4. Same message today 

 

How, you may ask, does Jesus still give this today? He died and rose over 2,000 years ago. He has ascended to the right hand of the Father. How? How does He still cause repentance and give forgiveness still today? Jesus still does so the same way He called the disciples, though the call given through the pastoral office. You have rightly called me as your pastor. My job is simple. To proclaim God’s Law, that people may indeed turn in repentance over their sins, and God’s grace given in His Gospel. When hearts are mourning in repentant sorrow over their sins that they may hear the blessed words of Absolution, “Your sins are forgiven in and by the authority of Christ.” That they might receive Jesus’ very body and blood in, with, and under, the bread and the wine, given and shed for you, for the forgiveness of your sins.
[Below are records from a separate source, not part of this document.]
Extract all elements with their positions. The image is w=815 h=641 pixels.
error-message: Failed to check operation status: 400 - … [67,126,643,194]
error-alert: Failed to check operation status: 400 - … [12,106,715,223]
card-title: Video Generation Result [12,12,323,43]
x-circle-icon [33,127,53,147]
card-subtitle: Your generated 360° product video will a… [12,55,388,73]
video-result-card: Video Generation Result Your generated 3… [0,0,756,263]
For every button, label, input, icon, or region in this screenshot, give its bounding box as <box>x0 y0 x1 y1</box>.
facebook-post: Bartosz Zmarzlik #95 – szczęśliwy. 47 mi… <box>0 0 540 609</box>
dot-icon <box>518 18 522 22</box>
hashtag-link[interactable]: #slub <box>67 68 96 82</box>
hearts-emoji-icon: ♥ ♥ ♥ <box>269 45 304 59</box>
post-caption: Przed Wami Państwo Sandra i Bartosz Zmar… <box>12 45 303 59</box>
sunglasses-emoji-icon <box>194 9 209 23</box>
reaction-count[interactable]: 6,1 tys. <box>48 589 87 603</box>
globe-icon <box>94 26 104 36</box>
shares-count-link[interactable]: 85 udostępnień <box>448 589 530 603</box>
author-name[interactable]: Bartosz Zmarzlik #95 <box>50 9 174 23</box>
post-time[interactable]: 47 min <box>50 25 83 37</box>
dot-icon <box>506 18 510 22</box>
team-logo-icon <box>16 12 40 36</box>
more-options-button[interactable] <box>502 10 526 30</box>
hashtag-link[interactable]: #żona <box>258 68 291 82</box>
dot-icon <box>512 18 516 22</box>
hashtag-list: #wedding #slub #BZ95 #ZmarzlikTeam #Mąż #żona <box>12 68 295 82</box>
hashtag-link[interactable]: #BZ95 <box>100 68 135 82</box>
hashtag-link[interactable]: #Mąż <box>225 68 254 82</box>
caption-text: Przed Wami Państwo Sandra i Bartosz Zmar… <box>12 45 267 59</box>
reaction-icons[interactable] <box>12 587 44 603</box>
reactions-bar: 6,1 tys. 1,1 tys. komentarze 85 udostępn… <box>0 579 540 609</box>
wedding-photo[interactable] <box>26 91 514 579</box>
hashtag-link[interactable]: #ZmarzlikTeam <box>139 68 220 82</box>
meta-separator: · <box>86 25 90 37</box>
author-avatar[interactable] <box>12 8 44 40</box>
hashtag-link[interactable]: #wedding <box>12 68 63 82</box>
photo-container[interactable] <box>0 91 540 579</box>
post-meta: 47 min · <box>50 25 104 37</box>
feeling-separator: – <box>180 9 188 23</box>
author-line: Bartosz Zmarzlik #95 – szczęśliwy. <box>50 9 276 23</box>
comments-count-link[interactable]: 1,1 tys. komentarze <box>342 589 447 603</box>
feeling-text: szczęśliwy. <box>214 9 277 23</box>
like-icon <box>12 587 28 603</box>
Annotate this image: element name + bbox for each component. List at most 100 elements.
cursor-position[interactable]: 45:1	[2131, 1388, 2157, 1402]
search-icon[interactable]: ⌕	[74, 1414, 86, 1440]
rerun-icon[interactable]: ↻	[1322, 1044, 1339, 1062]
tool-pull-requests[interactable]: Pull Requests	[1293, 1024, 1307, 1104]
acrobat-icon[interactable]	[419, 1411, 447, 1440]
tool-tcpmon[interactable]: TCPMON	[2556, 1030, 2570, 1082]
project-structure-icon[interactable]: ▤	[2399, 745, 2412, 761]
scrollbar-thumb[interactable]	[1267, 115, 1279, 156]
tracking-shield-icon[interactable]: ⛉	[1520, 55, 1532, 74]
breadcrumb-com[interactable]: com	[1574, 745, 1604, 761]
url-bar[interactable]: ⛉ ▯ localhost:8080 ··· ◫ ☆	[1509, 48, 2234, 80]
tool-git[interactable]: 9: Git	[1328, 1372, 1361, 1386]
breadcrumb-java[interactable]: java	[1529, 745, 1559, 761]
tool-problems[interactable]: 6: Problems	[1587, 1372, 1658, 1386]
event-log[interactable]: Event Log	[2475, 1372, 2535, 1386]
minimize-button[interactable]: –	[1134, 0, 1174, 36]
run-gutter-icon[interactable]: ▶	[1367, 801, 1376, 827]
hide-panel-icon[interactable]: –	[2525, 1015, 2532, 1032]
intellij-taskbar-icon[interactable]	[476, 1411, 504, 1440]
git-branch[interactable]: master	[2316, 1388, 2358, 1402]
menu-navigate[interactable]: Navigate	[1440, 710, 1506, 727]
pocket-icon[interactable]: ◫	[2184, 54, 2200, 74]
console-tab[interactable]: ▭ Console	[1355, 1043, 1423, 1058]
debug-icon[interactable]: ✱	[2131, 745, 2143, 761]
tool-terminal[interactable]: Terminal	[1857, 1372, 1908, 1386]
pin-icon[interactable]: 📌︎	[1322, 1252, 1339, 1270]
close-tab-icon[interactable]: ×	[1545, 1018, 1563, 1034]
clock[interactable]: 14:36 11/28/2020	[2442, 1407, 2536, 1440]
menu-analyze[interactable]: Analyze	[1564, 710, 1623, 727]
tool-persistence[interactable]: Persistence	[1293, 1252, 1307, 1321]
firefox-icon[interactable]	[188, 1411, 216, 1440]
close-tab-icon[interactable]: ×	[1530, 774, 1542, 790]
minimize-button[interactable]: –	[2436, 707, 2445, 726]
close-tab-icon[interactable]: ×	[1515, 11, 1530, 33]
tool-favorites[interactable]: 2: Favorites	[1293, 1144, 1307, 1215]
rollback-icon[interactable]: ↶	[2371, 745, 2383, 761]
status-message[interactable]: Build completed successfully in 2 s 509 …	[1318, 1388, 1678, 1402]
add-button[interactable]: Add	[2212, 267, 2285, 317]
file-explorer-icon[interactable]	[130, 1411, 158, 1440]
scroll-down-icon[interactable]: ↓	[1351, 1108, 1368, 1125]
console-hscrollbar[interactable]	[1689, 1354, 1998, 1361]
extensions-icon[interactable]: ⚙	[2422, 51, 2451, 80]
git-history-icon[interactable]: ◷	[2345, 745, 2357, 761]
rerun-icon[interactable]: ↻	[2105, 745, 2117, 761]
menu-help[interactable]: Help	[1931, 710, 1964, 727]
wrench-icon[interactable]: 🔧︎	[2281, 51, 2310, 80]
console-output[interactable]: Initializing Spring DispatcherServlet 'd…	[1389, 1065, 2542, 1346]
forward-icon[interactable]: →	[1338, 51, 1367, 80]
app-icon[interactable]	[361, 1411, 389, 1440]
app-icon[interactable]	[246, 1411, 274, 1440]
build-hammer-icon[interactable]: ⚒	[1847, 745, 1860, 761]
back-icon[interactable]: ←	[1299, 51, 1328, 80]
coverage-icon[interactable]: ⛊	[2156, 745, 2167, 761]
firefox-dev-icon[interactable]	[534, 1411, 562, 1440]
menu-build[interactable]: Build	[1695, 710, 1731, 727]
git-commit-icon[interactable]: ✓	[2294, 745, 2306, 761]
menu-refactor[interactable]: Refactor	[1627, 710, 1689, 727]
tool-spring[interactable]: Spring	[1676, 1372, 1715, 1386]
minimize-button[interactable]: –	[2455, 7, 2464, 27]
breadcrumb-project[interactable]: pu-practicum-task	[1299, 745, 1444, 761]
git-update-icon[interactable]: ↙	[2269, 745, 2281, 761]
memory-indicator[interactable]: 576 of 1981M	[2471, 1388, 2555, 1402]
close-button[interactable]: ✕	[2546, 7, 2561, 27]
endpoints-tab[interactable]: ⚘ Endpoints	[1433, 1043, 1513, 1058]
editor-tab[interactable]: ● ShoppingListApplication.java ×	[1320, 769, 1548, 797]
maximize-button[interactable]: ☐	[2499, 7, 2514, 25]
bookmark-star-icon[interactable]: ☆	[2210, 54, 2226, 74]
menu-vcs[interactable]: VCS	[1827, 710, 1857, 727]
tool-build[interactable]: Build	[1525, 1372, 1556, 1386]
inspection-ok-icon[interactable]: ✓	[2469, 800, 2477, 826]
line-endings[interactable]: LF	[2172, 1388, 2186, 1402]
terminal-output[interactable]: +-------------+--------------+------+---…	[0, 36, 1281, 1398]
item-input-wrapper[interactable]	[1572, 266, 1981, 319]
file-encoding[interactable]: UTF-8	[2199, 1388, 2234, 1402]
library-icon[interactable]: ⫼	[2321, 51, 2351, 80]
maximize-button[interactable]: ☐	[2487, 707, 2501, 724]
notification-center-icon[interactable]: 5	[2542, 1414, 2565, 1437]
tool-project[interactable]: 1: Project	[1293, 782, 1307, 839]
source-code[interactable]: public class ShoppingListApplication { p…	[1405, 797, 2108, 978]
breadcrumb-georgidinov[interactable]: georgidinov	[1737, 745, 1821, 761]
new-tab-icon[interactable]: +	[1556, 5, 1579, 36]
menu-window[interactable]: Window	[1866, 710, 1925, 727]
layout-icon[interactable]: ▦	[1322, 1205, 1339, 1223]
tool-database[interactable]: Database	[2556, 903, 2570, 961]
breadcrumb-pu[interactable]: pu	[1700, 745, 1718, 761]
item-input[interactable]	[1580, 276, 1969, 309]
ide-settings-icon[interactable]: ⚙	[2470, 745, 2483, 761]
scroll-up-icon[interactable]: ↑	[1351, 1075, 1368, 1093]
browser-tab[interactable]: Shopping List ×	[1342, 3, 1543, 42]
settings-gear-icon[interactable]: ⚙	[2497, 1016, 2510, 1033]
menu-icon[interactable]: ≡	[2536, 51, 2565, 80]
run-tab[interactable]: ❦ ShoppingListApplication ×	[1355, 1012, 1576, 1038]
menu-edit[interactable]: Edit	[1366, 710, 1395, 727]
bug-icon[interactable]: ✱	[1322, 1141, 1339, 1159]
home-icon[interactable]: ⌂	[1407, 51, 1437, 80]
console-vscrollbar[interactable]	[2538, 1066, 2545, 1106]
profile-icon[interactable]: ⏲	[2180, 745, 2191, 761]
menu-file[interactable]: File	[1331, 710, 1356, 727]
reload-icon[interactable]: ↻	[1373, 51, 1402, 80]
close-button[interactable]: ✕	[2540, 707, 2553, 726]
Your sins are forgiven because of Jesus’ death and resurrection on the cross. Sadly, we cannot stay here in church forever. Rather, we go out, strengthened by our Lord, to do the work He has given us to do, whatever that may look like in our various vocations. We depart here in joy and peace. We go out into a world still in darkness, pain, and death. We are with people as they hurt. We mourn with those who mourn. We weep with those who weep. We proclaim that this is not the end. The darkness and death do not have the final say. There is light. There is hope. There is life everlasting. How? Because for those dwelling in the region and shadow of death, on them a light has dawned.” The light of Jesus Christ, and His great love seen in His death and resurrection from the dead. 

 

The peace of God, which surpasses all understanding, guard, and keep, your hearts and minds in Christ Jesus. Amen.